The Four Criteria Model

I mentioned the idea of context in my earlier posts about Getting Things Done, and that is the first criteria in this model that you apply to make instant decisions about what to do next. Context is all about where you are and what tools you have at your disposal. The other criteria are Time, Energy, and Priority. Applied in this order, you can very rapidly filter your list of possible actions and make the best decision about the very next thing you can accomplish.

Context: Allen makes the observation in his seminar that if the most important thing you have to do is clean your garage, but you're at work, then the importance of that task is really irrelevant at that particular moment in time. Tasks (to do items) should always be labeled with their context to make filtering an instantaneous process. For example, before I leave the office for lunch each day, I scan my task list by filtering on @Errands to see what I can accomplish while I'm out and about. (The "@" symbol forces your context labels to the top of the list in any information management software like Outlook or Palm Desktop).

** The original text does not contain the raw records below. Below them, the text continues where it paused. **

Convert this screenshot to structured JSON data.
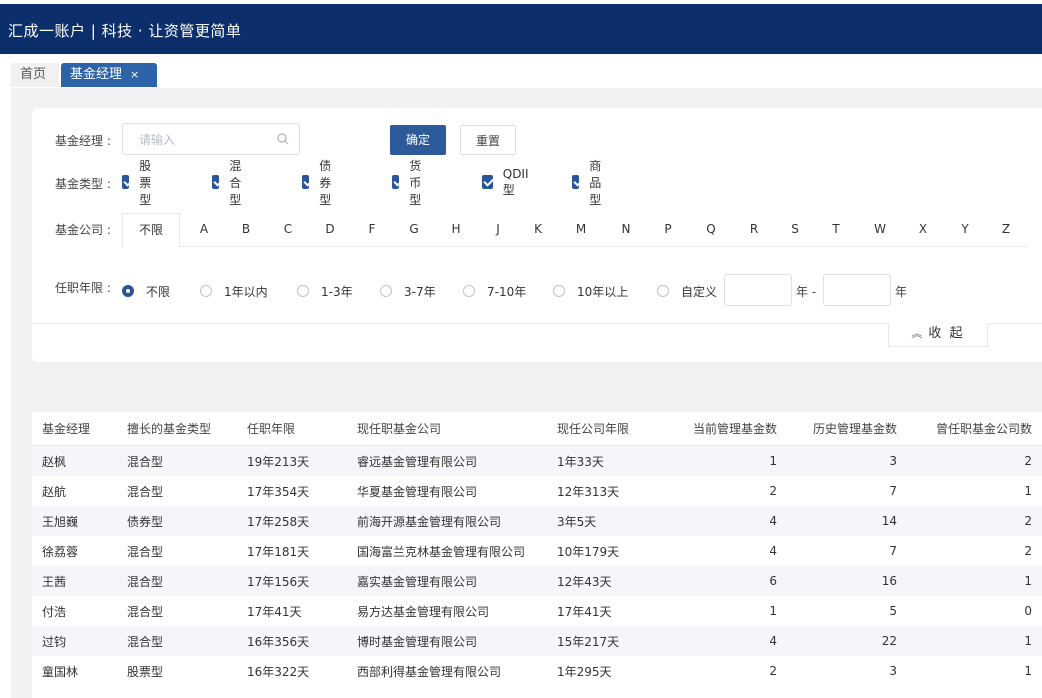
{
  "header": {
    "brand": "汇成一账户 | 科技 · 让资管更简单"
  },
  "tabs": {
    "home": "首页",
    "active": "基金经理",
    "close": "×"
  },
  "filters": {
    "manager_label": "基金经理 :",
    "manager_placeholder": "请输入",
    "confirm_label": "确定",
    "reset_label": "重置",
    "type_label": "基金类型 :",
    "types": [
      "股票型",
      "混合型",
      "债券型",
      "货币型",
      "QDII型",
      "商品型"
    ],
    "company_label": "基金公司 :",
    "letters": [
      "不限",
      "A",
      "B",
      "C",
      "D",
      "F",
      "G",
      "H",
      "J",
      "K",
      "M",
      "N",
      "P",
      "Q",
      "R",
      "S",
      "T",
      "W",
      "X",
      "Y",
      "Z"
    ],
    "tenure_label": "任职年限 :",
    "tenure_options": [
      "不限",
      "1年以内",
      "1-3年",
      "3-7年",
      "7-10年",
      "10年以上",
      "自定义"
    ],
    "tenure_selected": "不限",
    "range_mid": "年 -",
    "range_end": "年",
    "collapse_label": "收 起"
  },
  "table": {
    "columns": [
      "基金经理",
      "擅长的基金类型",
      "任职年限",
      "现任职基金公司",
      "现任公司年限",
      "当前管理基金数",
      "历史管理基金数",
      "曾任职基金公司数"
    ],
    "rows": [
      [
        "赵枫",
        "混合型",
        "19年213天",
        "睿远基金管理有限公司",
        "1年33天",
        "1",
        "3",
        "2"
      ],
      [
        "赵航",
        "混合型",
        "17年354天",
        "华夏基金管理有限公司",
        "12年313天",
        "2",
        "7",
        "1"
      ],
      [
        "王旭巍",
        "债券型",
        "17年258天",
        "前海开源基金管理有限公司",
        "3年5天",
        "4",
        "14",
        "2"
      ],
      [
        "徐荔蓉",
        "混合型",
        "17年181天",
        "国海富兰克林基金管理有限公司",
        "10年179天",
        "4",
        "7",
        "2"
      ],
      [
        "王茜",
        "混合型",
        "17年156天",
        "嘉实基金管理有限公司",
        "12年43天",
        "6",
        "16",
        "1"
      ],
      [
        "付浩",
        "混合型",
        "17年41天",
        "易方达基金管理有限公司",
        "17年41天",
        "1",
        "5",
        "0"
      ],
      [
        "过钧",
        "混合型",
        "16年356天",
        "博时基金管理有限公司",
        "15年217天",
        "4",
        "22",
        "1"
      ],
      [
        "童国林",
        "股票型",
        "16年322天",
        "西部利得基金管理有限公司",
        "1年295天",
        "2",
        "3",
        "1"
      ]
    ]
  }
}
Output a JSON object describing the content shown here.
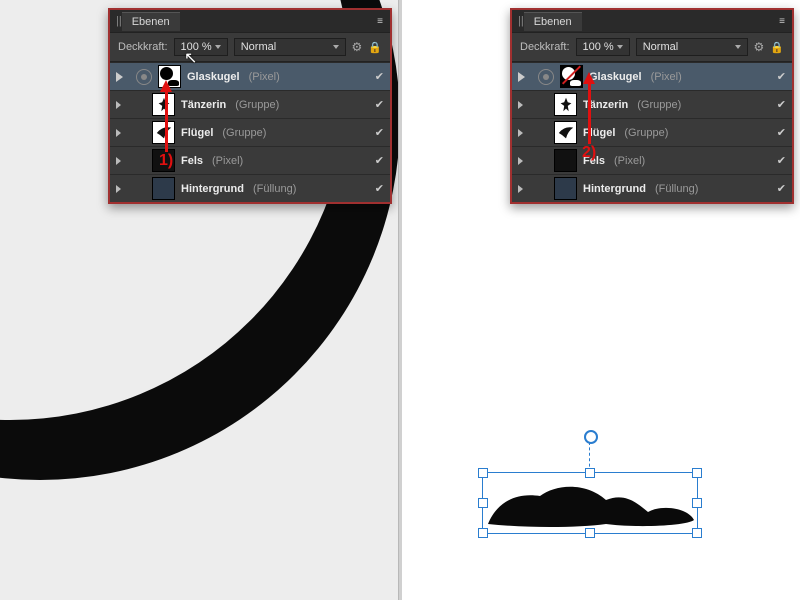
{
  "panel": {
    "title_tab": "Ebenen",
    "opacity_label": "Deckkraft:",
    "opacity_value": "100 %",
    "blend_mode": "Normal"
  },
  "layers": [
    {
      "name": "Glaskugel",
      "type": "(Pixel)",
      "selected": true,
      "thumb": "mask",
      "showPlay": true,
      "showVis": true
    },
    {
      "name": "Tänzerin",
      "type": "(Gruppe)",
      "selected": false,
      "thumb": "dancer",
      "showPlay": false,
      "showVis": false
    },
    {
      "name": "Flügel",
      "type": "(Gruppe)",
      "selected": false,
      "thumb": "wing",
      "showPlay": false,
      "showVis": false
    },
    {
      "name": "Fels",
      "type": "(Pixel)",
      "selected": false,
      "thumb": "empty",
      "showPlay": false,
      "showVis": false
    },
    {
      "name": "Hintergrund",
      "type": "(Füllung)",
      "selected": false,
      "thumb": "bg",
      "showPlay": false,
      "showVis": false
    }
  ],
  "annotations": {
    "left_label": "1)",
    "right_label": "2)"
  }
}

Time: Once the whole list has been filtered for context, the next criteria is available time. If I'm looking at my list of @Office actions and see that the most important thing I can do will take one hour and I only have 30 minutes until my next meeting, I continue on down the list to see what the most important thing I can do is that I can accomplish in 25 minutes or less. Estimating time for tasks is a vital element in making the Time criteria effective.

Energy: So far I've taken a look at what I have to do in terms of my context (at the office) and my available time (25 minutes). The next decision is to honestly evaluate my current energy level. There are time during the day when I feel ready to take on the world? I'm so full of creative juice that nothing seems too big to tackle. These are great times to do what I call "blank sheet" tasks. Everyone has them -- the tasks where you are creating something starting from a blank sheet of paper. At other times, I'm felling pretty drained and the best thing for me to do is something mechanical and rote where I don't have to have a lot of mental clarity. This is oftena good time to process "stuff" in my Inboxes (e-mail and analog) or catch up on filing.

Priority: This is the fuzziest component of the model. There are many things that can determine priority including externally dictated deadlines. In practice, having filtered on the first three criteria, your remaining action choices should (hopefully) be relatively easy to prioritize.

The techniques and strategies David Allen has spent a career developing provide enormous potential to help you boost your personal productivity to new levels and give you a sense of control over you life and work you may never have felt before. My fellow Office Zealot Laura J just posted that her Inbox is empty for the first time since she began working at Microsoft five years ago.

It's a feel good matra: "Get into empty" (say it out loud and you get "Get In to empty). Try it.